‘Asia’s cautious approach to Omicron’

‘Asia’s cautious approach to Omicron’

Jeremy Youde

A divide is emerging between how the Asia Pacific region has responded to the Omicron wave of COVID-19, and how North American and Western European countries have responded.

If you were to visit the United States, you might be forgiven for thinking that the COVID-19 pandemic is over. Life in many parts of the country is seemingly back to normal. As the number of COVID-19 cases decreases across the United States and the Omicron wave peaks, states like California and New Jersey have removed some mask mandates. Anthony Fauci, the Chief Medical Advisor to the US President, has said that the United States is rapidly moving toward the endemic phase of COVID-19 and that many restrictions will be lifted.

By contrast, many countries in the Asia Pacific have maintained or even strengthened their COVID restrictions. Hong Kong banned most public activities and flights from eight countries. Throughout much of Japan, bars and restaurants serving alcohol are requested to close early, and the country announced that it would continue to bar nearly all foreign visitors until the end of February. Chinese officials placed the city of Xian, with its 13 million residents, under lockdown in late December after discovering a local cluster of more than 2000 cases, and the government also barred international spectators from attending the Winter Olympics in Beijing.

Instead of seeing a global policy convergence in response to the Omicron surge and the third year of the COVID-19 pandemic, we see different parts of the world taking radically different approaches. North American and Western European governments seem largely to be moving back to ‘normal’ (or at least COVID-normal) operations, while governments in the Asia Pacific region have maintained or reintroduced strict measures designed to limit COVID-19’s spread internally. Those include limits on public gatherings, mandatory isolation periods, and restrictions (if not outright bans) on foreigners traveling to their countries.

The differences between these approaches stem from a variety of sources.

It is impossible to examine how Asia Pacific governments are responding to COVID-19 without considering their past experience with viral respiratory diseases. The SARS epidemic in 2002 and 2003 ravaged a number of Asian countries. China, Singapore, Vietnam, South Korea and Thailand all faced severe consequences from the outbreak — either in the number of cases, or because of the devastating economic effects. South Korea also experienced an outbreak of Middle East Respiratory Syndrome (MERS) — a disease caused by a coronavirus like SARS and COVID-19 — in 2015, giving the government experience with containing this kind of epidemic. This experience not only informs these governments of the potential consequences of not responding to COVID-19 effectively, but may also contribute to the willingness of the populace to abide by restrictions.

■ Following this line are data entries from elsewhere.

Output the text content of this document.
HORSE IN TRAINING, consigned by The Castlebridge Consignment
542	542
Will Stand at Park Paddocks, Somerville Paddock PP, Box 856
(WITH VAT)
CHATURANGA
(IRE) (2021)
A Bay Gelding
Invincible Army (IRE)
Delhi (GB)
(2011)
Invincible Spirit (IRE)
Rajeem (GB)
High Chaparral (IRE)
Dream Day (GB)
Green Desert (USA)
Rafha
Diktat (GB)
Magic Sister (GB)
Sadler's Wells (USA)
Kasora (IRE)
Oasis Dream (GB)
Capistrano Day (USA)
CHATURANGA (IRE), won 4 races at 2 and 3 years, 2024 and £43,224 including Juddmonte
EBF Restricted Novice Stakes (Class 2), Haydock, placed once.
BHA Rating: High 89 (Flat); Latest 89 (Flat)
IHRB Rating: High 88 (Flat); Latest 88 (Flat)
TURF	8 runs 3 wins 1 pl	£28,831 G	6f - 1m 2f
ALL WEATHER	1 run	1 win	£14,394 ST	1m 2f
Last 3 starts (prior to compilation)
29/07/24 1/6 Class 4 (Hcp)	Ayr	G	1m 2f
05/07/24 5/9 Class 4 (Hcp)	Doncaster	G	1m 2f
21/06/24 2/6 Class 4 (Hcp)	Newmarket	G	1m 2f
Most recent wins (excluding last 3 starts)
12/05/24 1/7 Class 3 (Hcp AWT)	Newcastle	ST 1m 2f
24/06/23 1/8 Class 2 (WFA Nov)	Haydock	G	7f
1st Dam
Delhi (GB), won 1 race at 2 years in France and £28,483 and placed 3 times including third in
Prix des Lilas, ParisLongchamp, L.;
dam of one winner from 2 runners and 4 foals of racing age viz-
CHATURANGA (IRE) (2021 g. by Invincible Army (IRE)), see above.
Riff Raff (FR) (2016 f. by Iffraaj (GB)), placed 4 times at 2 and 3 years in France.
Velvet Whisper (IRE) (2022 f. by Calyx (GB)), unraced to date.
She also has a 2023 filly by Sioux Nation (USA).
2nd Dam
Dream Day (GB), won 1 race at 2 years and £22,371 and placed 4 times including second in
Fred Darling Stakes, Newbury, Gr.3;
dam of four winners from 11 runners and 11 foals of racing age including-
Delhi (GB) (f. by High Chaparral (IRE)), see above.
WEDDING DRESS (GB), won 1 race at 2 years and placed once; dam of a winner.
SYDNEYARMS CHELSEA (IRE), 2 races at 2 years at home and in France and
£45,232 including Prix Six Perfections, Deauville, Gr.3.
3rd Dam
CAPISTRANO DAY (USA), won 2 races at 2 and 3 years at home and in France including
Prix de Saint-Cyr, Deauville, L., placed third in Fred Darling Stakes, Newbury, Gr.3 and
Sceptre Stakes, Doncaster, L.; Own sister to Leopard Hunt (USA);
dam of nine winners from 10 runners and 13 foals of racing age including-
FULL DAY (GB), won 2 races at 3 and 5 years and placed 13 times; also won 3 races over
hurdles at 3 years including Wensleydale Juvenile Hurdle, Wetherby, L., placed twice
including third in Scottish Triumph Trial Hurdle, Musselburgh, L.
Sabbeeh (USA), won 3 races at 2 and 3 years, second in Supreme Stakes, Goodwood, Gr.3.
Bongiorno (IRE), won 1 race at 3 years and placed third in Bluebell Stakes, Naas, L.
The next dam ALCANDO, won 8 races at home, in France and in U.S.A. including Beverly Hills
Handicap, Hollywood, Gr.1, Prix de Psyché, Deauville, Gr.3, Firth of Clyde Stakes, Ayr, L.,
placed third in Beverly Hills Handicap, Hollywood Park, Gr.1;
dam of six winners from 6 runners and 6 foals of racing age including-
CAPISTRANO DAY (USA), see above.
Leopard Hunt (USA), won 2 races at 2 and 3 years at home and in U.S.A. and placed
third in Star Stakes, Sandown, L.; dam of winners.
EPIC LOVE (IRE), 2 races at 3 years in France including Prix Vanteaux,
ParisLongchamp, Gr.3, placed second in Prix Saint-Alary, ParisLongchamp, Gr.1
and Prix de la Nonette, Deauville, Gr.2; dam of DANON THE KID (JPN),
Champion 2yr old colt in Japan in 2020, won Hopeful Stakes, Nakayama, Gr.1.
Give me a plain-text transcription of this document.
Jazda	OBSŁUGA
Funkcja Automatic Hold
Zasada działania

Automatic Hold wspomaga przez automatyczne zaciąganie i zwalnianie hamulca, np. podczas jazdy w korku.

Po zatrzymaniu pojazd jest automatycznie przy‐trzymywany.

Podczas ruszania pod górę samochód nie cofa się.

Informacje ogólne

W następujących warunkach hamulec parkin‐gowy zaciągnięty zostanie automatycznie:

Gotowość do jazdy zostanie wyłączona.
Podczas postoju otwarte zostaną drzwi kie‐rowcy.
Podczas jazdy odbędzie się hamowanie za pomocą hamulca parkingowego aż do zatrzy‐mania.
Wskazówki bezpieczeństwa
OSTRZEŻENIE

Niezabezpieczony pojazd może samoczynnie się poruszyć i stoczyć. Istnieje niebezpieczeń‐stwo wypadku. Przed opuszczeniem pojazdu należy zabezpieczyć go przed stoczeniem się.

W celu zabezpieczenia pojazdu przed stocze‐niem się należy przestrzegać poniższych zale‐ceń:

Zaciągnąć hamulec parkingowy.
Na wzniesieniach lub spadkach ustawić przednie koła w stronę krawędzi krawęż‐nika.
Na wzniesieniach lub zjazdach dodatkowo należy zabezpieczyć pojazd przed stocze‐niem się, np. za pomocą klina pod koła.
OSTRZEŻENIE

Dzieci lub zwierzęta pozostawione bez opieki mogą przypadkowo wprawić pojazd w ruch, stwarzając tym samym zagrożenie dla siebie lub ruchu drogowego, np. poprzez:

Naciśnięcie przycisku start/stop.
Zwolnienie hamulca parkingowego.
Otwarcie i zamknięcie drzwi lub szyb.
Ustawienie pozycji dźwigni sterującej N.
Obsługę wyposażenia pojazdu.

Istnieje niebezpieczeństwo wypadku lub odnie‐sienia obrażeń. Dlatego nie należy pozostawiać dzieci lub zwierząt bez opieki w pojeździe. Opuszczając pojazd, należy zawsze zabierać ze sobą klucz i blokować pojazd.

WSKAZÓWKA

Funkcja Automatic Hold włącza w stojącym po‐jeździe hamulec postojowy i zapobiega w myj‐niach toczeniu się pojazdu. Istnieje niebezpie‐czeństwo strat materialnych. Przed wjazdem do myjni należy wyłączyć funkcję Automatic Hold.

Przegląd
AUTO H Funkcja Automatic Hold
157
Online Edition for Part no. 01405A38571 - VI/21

The region has also been largely successful in keeping COVID-19 at bay. That is a powerful incentive to adapt policies in order to maintain that success. In some places, leaders may see their political survival as dependent upon limiting Omicron’s spread. Japanese Prime Minister Fumio Kishida won the top job after support for his predecessor, Yoshihide Suga, collapsed in the wake of negative assessments of his COVID-19 response.

In addition, the Omicron surge has come to the Asia Pacific region later than in North America and Western Europe. This has provided those governments with an opportunity to see what has worked — and what has not — in other places. At the end of 2021, the Japanese government credited its reintroduction of COVID-19 restrictions as crucial in keeping cases down.

Finally, there is some evidence that the Sinovac and Sinopharm vaccines — which have been used extensively throughout the region — may provide less protection against Omicron than other vaccines. More than 30 countries in Asia initially either bought Sinovac and Sinopharm vaccines or received them as donations as part of China’s ‘vaccine diplomacy’. But countries like Thailand, Indonesia and Malaysia have stopped using these Chinese-made vaccines or offered boosters from other manufacturers due to concerns about their efficacy. The maintenance of COVID-19 restrictions is a way to provide an additional layer of protection to compensate for lower vaccine efficacy rates.

None of this is to say that the COVID-19 responses of governments around the Asia Pacific have been uniform or that there is no loosening of restrictions in certain countries. But the divergent experiences do lead to questions about why certain governments are more willing to increase restrictions in order to lower the number of COVID-19 cases. While there may be a tendency to ascribe the differences to cultural explanations (and there could be some validity to those), broader domestic and international political explanations need to be explored.

Jeremy Youde is an expert on global health politics and Dean of the College of Arts, Humanities, and Social Sciences at the University of Minnesota Duluth.